In June, as the artist Ashley Longshore prepared to move her studio from New Orleans to New York City’s SoHo neighborhood, she felt she needed a talisman to ensure an auspicious beginning for the space. She decided on one she could wear, a personalized pendant featuring the motif of the moment: the horseshoe.

A fervent jewelry collector, whose artistic output has included Technicolor canvases and objects that exude unabashed pleasure in good vibes and the high life (one painting reads “Jesus wants you to have a Birkin”), Ms. Longshore contacted Lauren Harwell Godfrey. She owns several items by Ms. Harwell Godfrey, a jewelry designer based in Northern California, and this time she commissioned a personalized rendition of a pendant from Ms. Harwell Godfrey’s Fortune Favors the Bold collection of horseshoe-shape designs.

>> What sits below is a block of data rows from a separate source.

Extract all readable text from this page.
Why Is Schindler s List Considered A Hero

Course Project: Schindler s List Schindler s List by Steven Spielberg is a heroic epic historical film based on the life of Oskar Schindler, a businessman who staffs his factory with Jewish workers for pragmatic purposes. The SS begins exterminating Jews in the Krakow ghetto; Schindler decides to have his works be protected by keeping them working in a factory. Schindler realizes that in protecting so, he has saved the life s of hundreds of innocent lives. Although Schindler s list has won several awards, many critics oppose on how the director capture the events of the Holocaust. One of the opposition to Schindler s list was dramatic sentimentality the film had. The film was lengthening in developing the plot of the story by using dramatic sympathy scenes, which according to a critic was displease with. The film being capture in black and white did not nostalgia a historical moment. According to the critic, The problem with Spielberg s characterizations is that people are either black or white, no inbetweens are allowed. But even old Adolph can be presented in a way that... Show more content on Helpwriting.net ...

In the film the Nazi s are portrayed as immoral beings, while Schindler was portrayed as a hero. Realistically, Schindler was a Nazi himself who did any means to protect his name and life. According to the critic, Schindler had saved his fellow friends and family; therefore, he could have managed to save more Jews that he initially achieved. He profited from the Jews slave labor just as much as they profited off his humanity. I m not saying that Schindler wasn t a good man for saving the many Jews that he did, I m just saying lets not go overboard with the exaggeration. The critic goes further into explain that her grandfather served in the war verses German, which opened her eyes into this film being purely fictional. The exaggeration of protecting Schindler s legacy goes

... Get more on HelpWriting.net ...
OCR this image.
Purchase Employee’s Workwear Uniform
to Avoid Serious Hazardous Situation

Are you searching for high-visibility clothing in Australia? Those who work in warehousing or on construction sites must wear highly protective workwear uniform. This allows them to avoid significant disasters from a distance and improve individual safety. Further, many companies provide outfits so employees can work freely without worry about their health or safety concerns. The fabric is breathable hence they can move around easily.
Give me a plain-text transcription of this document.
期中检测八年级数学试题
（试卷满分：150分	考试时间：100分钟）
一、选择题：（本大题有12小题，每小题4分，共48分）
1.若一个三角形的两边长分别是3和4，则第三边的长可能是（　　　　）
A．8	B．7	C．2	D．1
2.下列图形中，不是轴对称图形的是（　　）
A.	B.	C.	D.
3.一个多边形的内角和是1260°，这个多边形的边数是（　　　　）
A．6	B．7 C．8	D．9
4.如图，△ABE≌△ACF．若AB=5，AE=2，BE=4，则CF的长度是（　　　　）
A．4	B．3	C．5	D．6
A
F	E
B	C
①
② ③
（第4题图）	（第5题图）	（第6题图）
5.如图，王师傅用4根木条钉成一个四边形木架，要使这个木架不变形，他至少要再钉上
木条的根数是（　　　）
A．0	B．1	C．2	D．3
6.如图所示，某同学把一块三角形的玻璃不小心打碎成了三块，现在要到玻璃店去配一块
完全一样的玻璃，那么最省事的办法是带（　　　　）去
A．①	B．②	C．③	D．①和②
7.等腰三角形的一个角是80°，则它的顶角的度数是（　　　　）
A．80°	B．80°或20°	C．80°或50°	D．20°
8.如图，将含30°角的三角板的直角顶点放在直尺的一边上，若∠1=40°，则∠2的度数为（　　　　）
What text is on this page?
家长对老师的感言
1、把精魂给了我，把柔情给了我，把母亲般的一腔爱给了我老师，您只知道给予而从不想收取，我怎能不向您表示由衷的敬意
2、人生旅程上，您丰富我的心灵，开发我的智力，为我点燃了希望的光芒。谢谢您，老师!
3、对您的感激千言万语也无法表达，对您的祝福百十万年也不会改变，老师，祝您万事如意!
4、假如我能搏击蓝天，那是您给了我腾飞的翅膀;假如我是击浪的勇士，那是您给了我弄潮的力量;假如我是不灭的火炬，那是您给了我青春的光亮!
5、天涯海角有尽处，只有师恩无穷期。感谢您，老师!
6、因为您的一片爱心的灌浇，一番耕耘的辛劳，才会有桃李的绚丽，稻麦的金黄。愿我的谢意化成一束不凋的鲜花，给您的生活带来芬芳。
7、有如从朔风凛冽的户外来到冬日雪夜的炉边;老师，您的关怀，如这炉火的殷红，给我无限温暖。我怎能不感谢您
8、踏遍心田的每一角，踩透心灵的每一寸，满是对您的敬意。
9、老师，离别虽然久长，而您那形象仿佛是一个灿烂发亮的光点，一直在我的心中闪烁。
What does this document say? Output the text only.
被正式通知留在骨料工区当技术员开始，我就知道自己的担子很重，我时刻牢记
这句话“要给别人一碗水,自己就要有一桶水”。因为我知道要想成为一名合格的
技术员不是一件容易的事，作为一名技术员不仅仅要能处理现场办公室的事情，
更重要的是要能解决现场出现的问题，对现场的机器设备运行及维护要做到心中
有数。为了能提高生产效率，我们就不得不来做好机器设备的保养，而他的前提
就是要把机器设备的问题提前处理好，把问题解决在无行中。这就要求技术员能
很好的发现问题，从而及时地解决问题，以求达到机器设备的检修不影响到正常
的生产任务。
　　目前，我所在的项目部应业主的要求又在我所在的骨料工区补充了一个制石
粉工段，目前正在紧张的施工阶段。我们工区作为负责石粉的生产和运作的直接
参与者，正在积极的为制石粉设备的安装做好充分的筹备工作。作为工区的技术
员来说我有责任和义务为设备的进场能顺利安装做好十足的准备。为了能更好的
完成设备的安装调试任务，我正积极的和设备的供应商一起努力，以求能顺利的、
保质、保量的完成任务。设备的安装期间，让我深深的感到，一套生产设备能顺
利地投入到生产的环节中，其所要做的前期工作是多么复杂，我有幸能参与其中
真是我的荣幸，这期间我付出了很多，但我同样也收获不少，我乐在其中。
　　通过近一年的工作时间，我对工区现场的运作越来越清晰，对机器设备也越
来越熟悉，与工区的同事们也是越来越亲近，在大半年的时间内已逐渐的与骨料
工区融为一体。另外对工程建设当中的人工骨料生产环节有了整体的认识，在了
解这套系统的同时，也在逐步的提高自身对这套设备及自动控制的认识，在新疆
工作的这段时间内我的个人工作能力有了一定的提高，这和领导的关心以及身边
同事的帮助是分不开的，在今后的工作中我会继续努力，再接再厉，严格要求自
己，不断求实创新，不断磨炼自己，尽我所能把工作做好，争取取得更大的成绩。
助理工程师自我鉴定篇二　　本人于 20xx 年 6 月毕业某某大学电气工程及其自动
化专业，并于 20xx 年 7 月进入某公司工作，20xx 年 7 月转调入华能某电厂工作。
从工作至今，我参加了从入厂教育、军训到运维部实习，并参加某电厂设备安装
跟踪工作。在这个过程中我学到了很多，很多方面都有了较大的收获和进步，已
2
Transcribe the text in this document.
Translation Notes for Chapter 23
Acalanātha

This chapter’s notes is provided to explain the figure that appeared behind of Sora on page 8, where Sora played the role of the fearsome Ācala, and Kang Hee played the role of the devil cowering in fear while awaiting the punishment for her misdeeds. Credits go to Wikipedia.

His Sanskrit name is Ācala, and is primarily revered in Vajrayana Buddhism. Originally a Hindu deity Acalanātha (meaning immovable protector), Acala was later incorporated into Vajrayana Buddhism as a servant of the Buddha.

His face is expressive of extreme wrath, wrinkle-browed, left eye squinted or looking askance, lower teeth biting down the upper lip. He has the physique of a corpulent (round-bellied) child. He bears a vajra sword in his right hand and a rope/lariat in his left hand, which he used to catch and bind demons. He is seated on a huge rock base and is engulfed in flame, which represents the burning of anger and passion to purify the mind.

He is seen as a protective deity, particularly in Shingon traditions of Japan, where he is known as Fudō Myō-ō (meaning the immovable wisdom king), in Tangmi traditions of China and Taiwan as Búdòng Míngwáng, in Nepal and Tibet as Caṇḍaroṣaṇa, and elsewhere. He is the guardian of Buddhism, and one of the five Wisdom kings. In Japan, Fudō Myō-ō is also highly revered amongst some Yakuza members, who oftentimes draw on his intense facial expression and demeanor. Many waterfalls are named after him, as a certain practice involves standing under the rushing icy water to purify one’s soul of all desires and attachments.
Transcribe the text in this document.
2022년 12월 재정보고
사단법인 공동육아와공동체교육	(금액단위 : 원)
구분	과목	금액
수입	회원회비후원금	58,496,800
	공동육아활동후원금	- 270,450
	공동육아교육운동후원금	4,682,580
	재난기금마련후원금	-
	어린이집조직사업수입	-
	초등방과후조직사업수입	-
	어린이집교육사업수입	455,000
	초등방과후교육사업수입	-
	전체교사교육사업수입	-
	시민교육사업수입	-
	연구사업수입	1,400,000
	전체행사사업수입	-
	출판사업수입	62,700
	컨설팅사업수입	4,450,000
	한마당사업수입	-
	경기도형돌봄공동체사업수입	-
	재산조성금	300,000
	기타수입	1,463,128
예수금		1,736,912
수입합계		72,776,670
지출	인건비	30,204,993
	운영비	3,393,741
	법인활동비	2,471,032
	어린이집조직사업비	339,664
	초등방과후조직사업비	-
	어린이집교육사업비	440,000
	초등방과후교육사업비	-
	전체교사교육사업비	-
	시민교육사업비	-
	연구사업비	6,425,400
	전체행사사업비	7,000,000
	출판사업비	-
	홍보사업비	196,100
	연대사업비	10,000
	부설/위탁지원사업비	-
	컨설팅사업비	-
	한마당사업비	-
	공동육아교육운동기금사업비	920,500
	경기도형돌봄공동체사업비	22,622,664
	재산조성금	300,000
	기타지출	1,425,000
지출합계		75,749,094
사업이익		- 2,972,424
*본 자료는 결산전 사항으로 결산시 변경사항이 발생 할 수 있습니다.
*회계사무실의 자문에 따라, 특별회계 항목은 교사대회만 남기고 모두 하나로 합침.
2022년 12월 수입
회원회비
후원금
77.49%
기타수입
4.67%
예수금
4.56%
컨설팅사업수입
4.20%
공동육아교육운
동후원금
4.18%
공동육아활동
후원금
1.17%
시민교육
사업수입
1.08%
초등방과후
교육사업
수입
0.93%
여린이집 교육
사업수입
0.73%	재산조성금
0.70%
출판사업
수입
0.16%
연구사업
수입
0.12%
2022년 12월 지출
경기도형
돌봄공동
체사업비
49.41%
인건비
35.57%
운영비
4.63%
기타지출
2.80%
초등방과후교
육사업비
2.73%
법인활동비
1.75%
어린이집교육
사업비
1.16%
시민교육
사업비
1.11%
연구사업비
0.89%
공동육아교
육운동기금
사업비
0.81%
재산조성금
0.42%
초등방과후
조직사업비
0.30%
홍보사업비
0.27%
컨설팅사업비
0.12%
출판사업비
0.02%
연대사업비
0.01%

Ms. Longshore is in step with other jewelry fans, who seem to be gravitating to the horseshoe, whether because of the traditional belief that it brings good luck, to keep pace with the pop-culture wave of Western themes — from the cowgirl styling of Beyoncé’s recent tour to the soapy drama “Yellowstone” — or just to tap into an equestrian dream.

After conversations with Ms. Harwell Godfrey, Ms. Longshore chose a design edged with pearls; set with a peridot, her August birthstone, measuring more than 16 carats; and with a personal engraving: an expletive followed by the word “yeah.”